Van Lieshout dan rekan memutuskan untuk menyelesaikan perdebatan ini dengan membandingkan data dari 142 bayi dengan tingkat kelahiran sangat rendah (kurang dari 2 pon dan 3 ons saat lahir) dengan 113 bayi cukup bulan. Mereka kemudian mengikuti anak-anak ini hingga usia dua puluhan dan memantau faktor risiko luar penyakit mental, termasuk disfungsi keluarga, pengasuhan yang terlalu protektif, kriminalitas pada orang tua, kekerasan fisik atau seksual, dan viktimisasi teman sebaya atau intimidasi. rhasil menegaskan bahwa “penyintas dengan tingkat kelahiran yang sangat rendah tidak terkena lebih banyak risiko,” kata Van Lieshout. Namun, bayi prematur memiliki peringkat lebih tinggi dari rata-rata pada Laporan Diri Dewasa Muda, skala yang menghitung berapa banyak psikopatologi anak-anak diinternalisasi tumbuh dewasa. Dengan kata lain, mereka terkena stresor yang kira-kira sama dengan orang lain—tetapi mereka jauh lebih mungkin dirugikan oleh stresor ini.

Van Lieshout menduga risiko yang meningkat ini ada hubungannya dengan stres yang sering dialami ibu hamil terkena yang mengarah ke persalinan dini, atau intervensi medis yang sering diperlukan untuk menyelamatkan mereka hidup. "Kami pikir ini mungkin memprogram ulang respons stres tubuh dan otak mereka," katanya.
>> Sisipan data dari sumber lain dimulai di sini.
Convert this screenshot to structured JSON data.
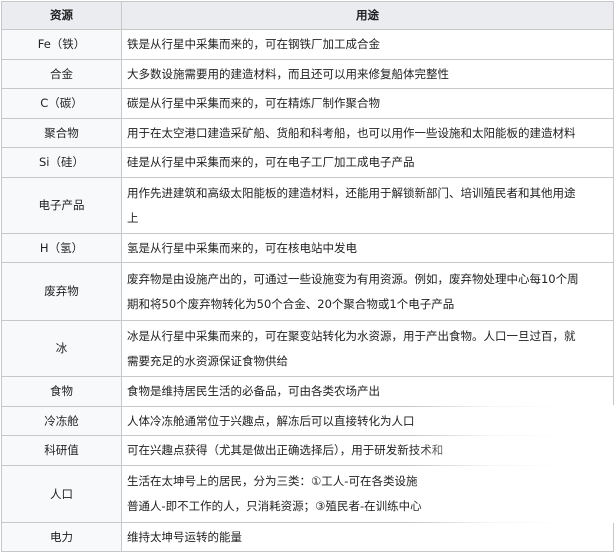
{
  "table": {
    "headers": [
      "资源",
      "用途"
    ],
    "rows": [
      {
        "name": "Fe（铁）",
        "use": [
          "铁是从行星中采集而来的，可在钢铁厂加工成合金"
        ]
      },
      {
        "name": "合金",
        "use": [
          "大多数设施需要用的建造材料，而且还可以用来修复船体完整性"
        ]
      },
      {
        "name": "C（碳）",
        "use": [
          "碳是从行星中采集而来的，可在精炼厂制作聚合物"
        ]
      },
      {
        "name": "聚合物",
        "use": [
          "用于在太空港口建造采矿船、货船和科考船，也可以用作一些设施和太阳能板的建造材料"
        ]
      },
      {
        "name": "Si（硅）",
        "use": [
          "硅是从行星中采集而来的，可在电子工厂加工成电子产品"
        ]
      },
      {
        "name": "电子产品",
        "use": [
          "用作先进建筑和高级太阳能板的建造材料，还能用于解锁新部门、培训殖民者和其他用途",
          "上"
        ]
      },
      {
        "name": "H（氢）",
        "use": [
          "氢是从行星中采集而来的，可在核电站中发电"
        ]
      },
      {
        "name": "废弃物",
        "use": [
          "废弃物是由设施产出的，可通过一些设施变为有用资源。例如，废弃物处理中心每10个周",
          "期和将50个废弃物转化为50个合金、20个聚合物或1个电子产品"
        ]
      },
      {
        "name": "冰",
        "use": [
          "冰是从行星中采集而来的，可在聚变站转化为水资源，用于产出食物。人口一旦过百，就",
          "需要充足的水资源保证食物供给"
        ]
      },
      {
        "name": "食物",
        "use": [
          "食物是维持居民生活的必备品，可由各类农场产出"
        ]
      },
      {
        "name": "冷冻舱",
        "use": [
          "人体冷冻舱通常位于兴趣点，解冻后可以直接转化为人口"
        ]
      },
      {
        "name": "科研值",
        "use": [
          "可在兴趣点获得（尤其是做出正确选择后），用于研发新技术和"
        ]
      },
      {
        "name": "人口",
        "use": [
          "生活在太坤号上的居民，分为三类：①工人-可在各类设施",
          "普通人-即不工作的人，只消耗资源；③殖民者-在训练中心"
        ]
      },
      {
        "name": "电力",
        "use": [
          "维持太坤号运转的能量"
        ]
      }
    ]
  }
}
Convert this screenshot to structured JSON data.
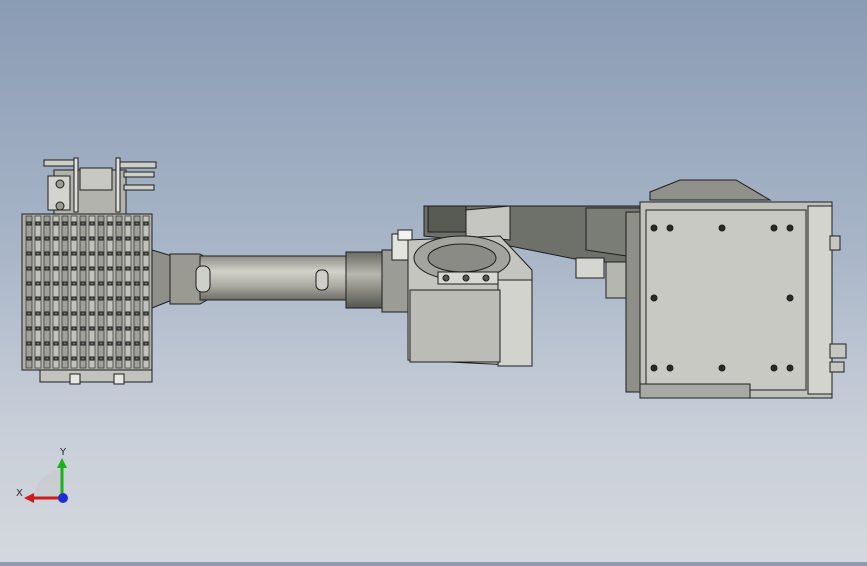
{
  "viewport": {
    "background_top": "#8a9bb4",
    "background_bottom": "#d4d8de"
  },
  "model": {
    "body_color": "#b9b9b3",
    "dark_color": "#6e706a",
    "edge_color": "#1e1e1e",
    "plate_color": "#c8c8c3"
  },
  "triad": {
    "x_label": "X",
    "y_label": "Y",
    "x_color": "#d11a1a",
    "y_color": "#19b219",
    "z_color": "#1f2fd6"
  }
}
Mungkin juga ada hubungan antara perkembangan otak dan kerentanan terhadap stres.
Penting untuk dicatat bahwa semua bayi yang dilacak dalam penelitian ini adalah orang Kanada dan memiliki akses ke perawatan kesehatan universal, yang agaknya membatasi penerapan temuan di AS Meskipun orang dapat mengasumsikan implikasinya akan lebih buruk, Van Lieshout tidak dapat mengkonfirmasi ini. Selain melihat sampel bayi yang lebih luas, ia merekomendasikan penelitian di masa depan untuk memperluas ketahanan langkah-langkah untuk memasukkan intervensi formal, seperti terapi keluarga dan psikoterapi, untuk melihat apakah itu mengurangi risiko.
Sampai saat itu, takeaway paling penting bagi orang tua adalah mengingat untuk menjaga stres mereka sendiri, kata Van Lieshout. “Bayi yang lahir prematur memiliki banyak masalah kesehatan fisik dan itu bisa sangat menegangkan bagi orang tua,” katanya. “Sangat penting bagi mereka untuk mendapatkan dukungan sebanyak mungkin dari keluarga, teman, dan profesional dan bahwa mereka mendapatkan bantuan yang mereka butuhkan dalam perjuangan mereka.”